Transformation hits Army infrastructure
Army News Service
Release Date: 10/08/2003
By Beau Whittington
WASHINGTON (Army News Service, Oct. 8, 2003) -- "You cannot transform the Army without transforming infrastructure," Ray Dubois told a standing-room-only forum Oct. 6.
As one of the guest speakers at the Association of the United States Army forum, the deputy under secretary of defense for installations and environment stressed that as the Army's global mission evolves, its infrastructure must change to support it.
The Installation Management Agency, which celebrates its first birthday this month, is a vital part of the evolution, Mario Fiori told the forum.
"Over the past year we've shown the agency can quickly respond to the needs of deployed and mobilized units," the assistant secretary of the Army for installations and environment said.
Officials spent the command's first year designing standards for what they believe facilities should be. Now, they are working toward those goals. But, Fiori warned there is no instant fix.
"We say one Army, we should look like one Army," he said. "We have to eliminate the have-nots."
Working in tandem with the agency is the next round of base realignments and closures designed to maximize warfighting capabilities.
"We need to see deployed forces have what they need to meet a worldwide threat," Dubois said.
Achieving that need requires a global footprint. Dubois expects planners will have a better picture of the footprint by the end of the year when the services make their realignment recommendations to the Defense Department.
This will be the second round of proposals by the services. Defense Secretary Donald Rumsfeld rejected first-round proposals, "reminding commanders the force belongs to the president, not to them," Dubois said.
The key difference in this round is a higher level of command involvement which will consider joint operations at the beginning of the process, instead of the end. Plans will be submitted to joint cross-service groups in seven areas. This will reduce the services' ability to make recommendations protecting their turf, Dubois said.
To help the services make tough choices, Defense has established a fund called the BRAC wedge. These funds will be used to protect the services from having to pay up-front dollars for the changes.
"This is our last chance as a generation," Dubois said. "We must get it right."
"The goal is to get the Army out of non-core functions," said Bill Armbruster, deputy assistant secretary of the Army for privatization and partnerships.
Armbruster described the Residential Communities Initiative as one way to do that.
The initiative is the Army's plan to privatize on-post housing. Under the plan, the Army will transfer ownership and management responsibilities to private companies. Officials say the process allows the Army to leverage assets as private sector capital to fund up-front construction.

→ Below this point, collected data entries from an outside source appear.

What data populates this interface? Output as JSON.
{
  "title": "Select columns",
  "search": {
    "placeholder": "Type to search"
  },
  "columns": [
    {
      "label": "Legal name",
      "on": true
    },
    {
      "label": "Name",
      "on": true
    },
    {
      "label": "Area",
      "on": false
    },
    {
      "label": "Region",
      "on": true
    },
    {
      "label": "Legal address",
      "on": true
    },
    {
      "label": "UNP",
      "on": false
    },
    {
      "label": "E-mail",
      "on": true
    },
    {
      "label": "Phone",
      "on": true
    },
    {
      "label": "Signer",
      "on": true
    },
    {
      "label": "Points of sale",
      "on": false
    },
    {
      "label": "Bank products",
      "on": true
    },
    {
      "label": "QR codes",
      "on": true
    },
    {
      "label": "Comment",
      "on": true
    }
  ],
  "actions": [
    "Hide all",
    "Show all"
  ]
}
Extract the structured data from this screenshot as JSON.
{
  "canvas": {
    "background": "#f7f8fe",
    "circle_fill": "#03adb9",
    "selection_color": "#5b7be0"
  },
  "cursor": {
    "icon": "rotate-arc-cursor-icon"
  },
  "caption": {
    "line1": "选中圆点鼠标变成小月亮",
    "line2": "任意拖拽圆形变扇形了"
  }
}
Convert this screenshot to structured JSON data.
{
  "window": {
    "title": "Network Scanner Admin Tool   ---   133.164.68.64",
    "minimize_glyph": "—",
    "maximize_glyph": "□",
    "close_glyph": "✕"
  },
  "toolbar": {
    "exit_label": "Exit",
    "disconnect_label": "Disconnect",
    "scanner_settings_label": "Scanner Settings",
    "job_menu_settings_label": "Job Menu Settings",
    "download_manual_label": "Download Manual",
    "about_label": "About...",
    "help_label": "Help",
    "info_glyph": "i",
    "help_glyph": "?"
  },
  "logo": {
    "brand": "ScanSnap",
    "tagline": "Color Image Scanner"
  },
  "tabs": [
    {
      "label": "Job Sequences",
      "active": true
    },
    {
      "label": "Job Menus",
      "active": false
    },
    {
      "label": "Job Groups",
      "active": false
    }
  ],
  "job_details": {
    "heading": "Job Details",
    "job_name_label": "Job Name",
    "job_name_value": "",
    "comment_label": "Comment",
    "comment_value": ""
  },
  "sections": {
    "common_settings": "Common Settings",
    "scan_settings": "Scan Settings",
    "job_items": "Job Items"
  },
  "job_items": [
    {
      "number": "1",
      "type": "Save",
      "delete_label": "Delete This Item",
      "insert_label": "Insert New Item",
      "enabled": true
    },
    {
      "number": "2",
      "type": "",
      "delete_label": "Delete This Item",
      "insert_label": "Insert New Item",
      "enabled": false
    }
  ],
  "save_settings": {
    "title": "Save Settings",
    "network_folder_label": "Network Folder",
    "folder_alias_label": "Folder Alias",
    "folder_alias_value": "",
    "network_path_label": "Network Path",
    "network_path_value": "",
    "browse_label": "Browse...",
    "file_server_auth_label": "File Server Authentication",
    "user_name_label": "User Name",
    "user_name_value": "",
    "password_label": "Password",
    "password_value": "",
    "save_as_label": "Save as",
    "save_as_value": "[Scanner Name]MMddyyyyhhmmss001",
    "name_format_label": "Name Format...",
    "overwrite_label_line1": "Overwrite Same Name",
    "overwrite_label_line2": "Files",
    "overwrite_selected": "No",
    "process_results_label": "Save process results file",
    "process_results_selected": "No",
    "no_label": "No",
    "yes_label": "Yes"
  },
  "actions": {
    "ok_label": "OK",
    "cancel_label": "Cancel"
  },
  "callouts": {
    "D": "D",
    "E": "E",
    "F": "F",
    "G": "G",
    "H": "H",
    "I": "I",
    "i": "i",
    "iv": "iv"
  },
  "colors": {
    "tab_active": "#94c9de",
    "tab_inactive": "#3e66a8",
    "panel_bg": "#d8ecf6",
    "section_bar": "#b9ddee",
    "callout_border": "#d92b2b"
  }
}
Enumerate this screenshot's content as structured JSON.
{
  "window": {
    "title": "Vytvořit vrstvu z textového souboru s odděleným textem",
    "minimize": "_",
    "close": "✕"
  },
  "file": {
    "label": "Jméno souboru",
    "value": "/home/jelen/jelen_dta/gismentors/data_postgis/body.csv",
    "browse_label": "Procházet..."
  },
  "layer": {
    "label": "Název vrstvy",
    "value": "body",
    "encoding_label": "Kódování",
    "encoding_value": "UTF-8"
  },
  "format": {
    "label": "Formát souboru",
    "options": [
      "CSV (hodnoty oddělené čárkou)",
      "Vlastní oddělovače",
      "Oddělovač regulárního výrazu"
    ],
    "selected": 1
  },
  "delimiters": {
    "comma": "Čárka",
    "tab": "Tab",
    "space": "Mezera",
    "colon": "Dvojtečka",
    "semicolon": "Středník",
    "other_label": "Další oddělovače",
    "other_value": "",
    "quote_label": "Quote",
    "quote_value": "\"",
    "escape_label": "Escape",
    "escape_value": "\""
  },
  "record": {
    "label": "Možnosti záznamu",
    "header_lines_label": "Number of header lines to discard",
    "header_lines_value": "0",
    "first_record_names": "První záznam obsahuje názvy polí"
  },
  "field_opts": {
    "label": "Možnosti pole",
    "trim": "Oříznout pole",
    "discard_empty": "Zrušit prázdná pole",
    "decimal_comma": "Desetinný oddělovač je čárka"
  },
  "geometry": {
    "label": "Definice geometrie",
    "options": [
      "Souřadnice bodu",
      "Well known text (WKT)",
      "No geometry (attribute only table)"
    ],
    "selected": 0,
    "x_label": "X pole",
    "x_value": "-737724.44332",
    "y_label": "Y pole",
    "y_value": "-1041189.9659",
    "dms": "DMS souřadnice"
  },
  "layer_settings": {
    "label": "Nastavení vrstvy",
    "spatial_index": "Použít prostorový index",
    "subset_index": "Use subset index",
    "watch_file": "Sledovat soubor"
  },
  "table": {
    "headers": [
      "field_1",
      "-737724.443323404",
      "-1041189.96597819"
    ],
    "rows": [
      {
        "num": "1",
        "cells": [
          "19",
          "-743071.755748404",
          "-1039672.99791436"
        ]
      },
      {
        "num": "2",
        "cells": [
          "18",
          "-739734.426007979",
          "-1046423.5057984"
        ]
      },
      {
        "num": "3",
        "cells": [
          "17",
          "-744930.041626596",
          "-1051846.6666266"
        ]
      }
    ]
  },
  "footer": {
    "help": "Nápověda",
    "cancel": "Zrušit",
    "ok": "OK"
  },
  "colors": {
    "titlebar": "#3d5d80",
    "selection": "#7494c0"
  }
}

"It would take $6 billion to refurbish current housing facilities to standards," Armbuster said. "[This initiative] will save a lot of those dollars."
Approximately 70 percent of the Army's housing inventory needs renovation or replacement. Congressional funding levels for traditional military construction have been unable to keep pace with maintenance needs. Under normal procedures, officials estimate it would take 30 years to catch up.
To date, 26 projects have turned over some 73,000 housing units, Armbruster said. The deputy estimated the initiative will be completed by 2007.
"We cannot do this by conventional means," he said. "We must find creative partners."